それは幼児・児童それぞれが本来持っている力を最大限に信頼し、活かそうとする教育であり、いかなる場面においても子どもの幸福を最大の価値とみなす教育である。そのためには、社会的目的を達成するための手段として教育を利用し、目的・手段のために教育を従属させるというあり方を排除し、子どもたちの人間性の開花を目指す教育そのものを最大の目的とする価値観に立つ必要がある。

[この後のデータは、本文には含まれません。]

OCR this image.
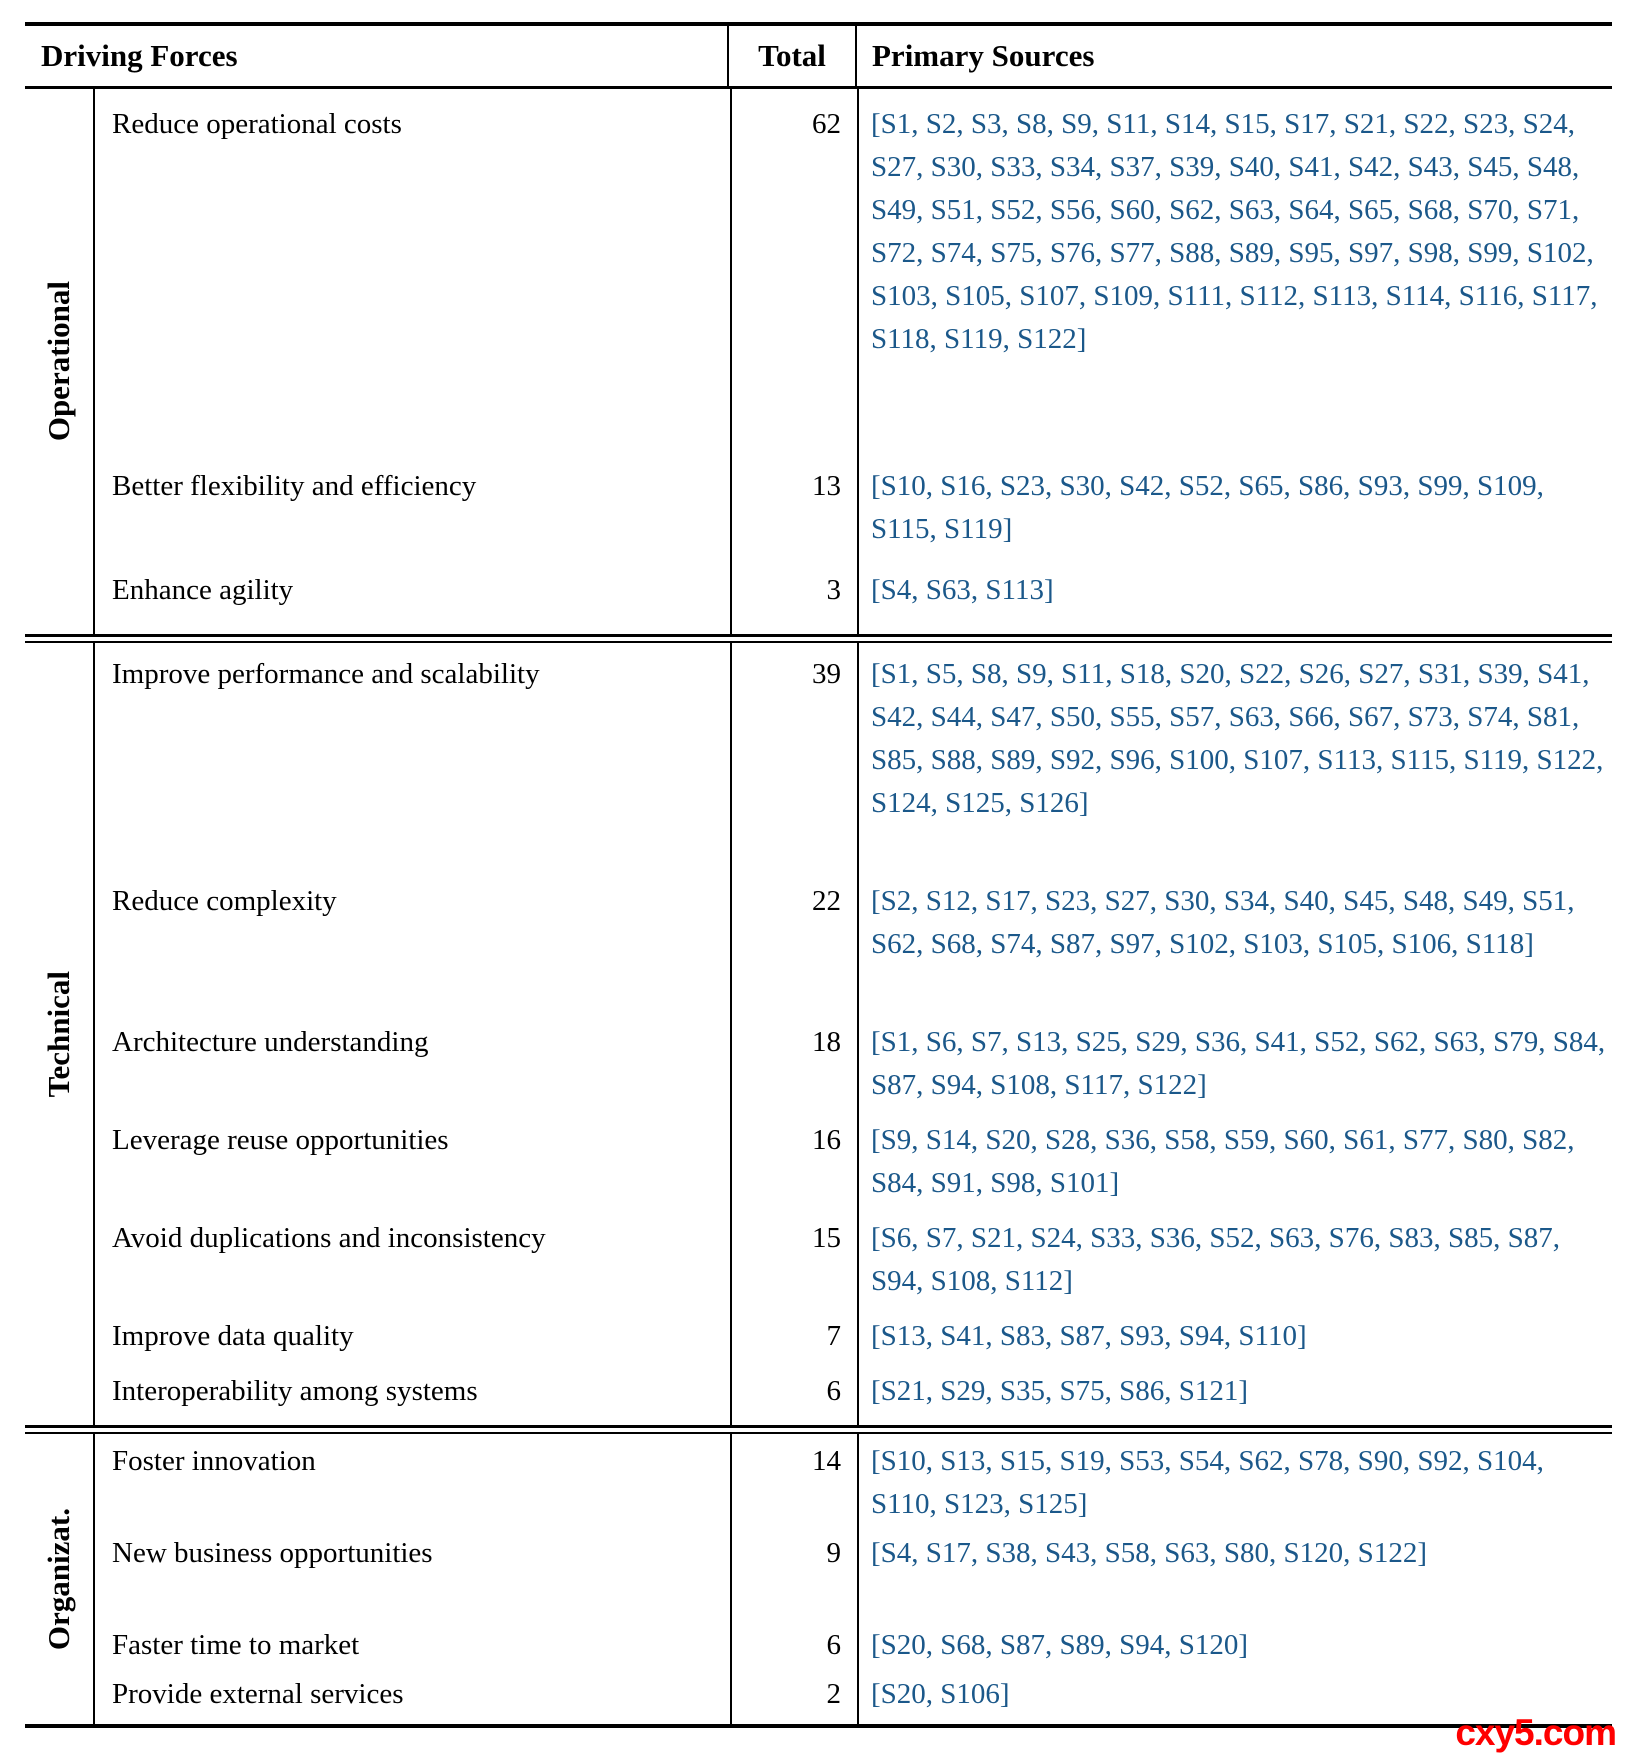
Driving Forces	Total	Primary Sources
Operational
Reduce operational costs	62	[S1, S2, S3, S8, S9, S11, S14, S15, S17, S21, S22, S23, S24, S27, S30, S33, S34, S37, S39, S40, S41, S42, S43, S45, S48, S49, S51, S52, S56, S60, S62, S63, S64, S65, S68, S70, S71, S72, S74, S75, S76, S77, S88, S89, S95, S97, S98, S99, S102, S103, S105, S107, S109, S111, S112, S113, S114, S116, S117, S118, S119, S122]
Better flexibility and efficiency	13	[S10, S16, S23, S30, S42, S52, S65, S86, S93, S99, S109, S115, S119]
Enhance agility	3	[S4, S63, S113]
Technical
Improve performance and scalability	39	[S1, S5, S8, S9, S11, S18, S20, S22, S26, S27, S31, S39, S41, S42, S44, S47, S50, S55, S57, S63, S66, S67, S73, S74, S81, S85, S88, S89, S92, S96, S100, S107, S113, S115, S119, S122, S124, S125, S126]
Reduce complexity	22	[S2, S12, S17, S23, S27, S30, S34, S40, S45, S48, S49, S51, S62, S68, S74, S87, S97, S102, S103, S105, S106, S118]
Architecture understanding	18	[S1, S6, S7, S13, S25, S29, S36, S41, S52, S62, S63, S79, S84, S87, S94, S108, S117, S122]
Leverage reuse opportunities	16	[S9, S14, S20, S28, S36, S58, S59, S60, S61, S77, S80, S82, S84, S91, S98, S101]
Avoid duplications and inconsistency	15	[S6, S7, S21, S24, S33, S36, S52, S63, S76, S83, S85, S87, S94, S108, S112]
Improve data quality	7	[S13, S41, S83, S87, S93, S94, S110]
Interoperability among systems	6	[S21, S29, S35, S75, S86, S121]
Organizat.
Foster innovation	14	[S10, S13, S15, S19, S53, S54, S62, S78, S90, S92, S104, S110, S123, S125]
New business opportunities	9	[S4, S17, S38, S43, S58, S63, S80, S120, S122]
Faster time to market	6	[S20, S68, S87, S89, S94, S120]
Provide external services	2	[S20, S106]
cxy5.com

このような理念の下、児童教育学科では以下の点に留意して基礎能力と現場対応力の両面を重視する教員養成を行っている。
1. 人間主義に立脚した教育学、心理学の理論の修得
「人間とはどのような存在であるか」「教育とはどのような営為であるか」という根本的問いかけは、教育者を目指すものにとって重要である。
そのような背景なしに教育を振りかざせば、それは危険な暴力にもなりかねない。
児童教育学科では、様々な教育学、心理学の理論を学びながら、哲学的、社会学的、歴史学的考察を加えつつ、人間主義に立脚した教育理論を体得する。
「人間主義教育」といっても、理念だけでは空回りしてしまう。
しかしながら、何も準備せず現場に出るだけでは実践力に結びつかない。
児童教育学科では、まず学校における多くの問題について、正しくとらえ理論的に分析する力を養った上で、学校現場に触れる。
このような経験を通じ、正しい視点で教育現場の現実を正しく認識し、自らの目で見、体で体験した上で子どもたちを理解することができるようになる。
教師の授業力が問われているが、正確な学問理解なくしてよい授業を行うことはありえない。
小学校教員といえども専門性が問われる時代である。
免許法の上ではいくつかの教科を学ぶだけで教員免許を取得できることになっているが、児童教育学科では、小学校の全教科にわたり、学問内容を扱う授業を履修するだけでなく、どれか一つの教科について集中して学習することにより、得意教科を作ることができるようにしている。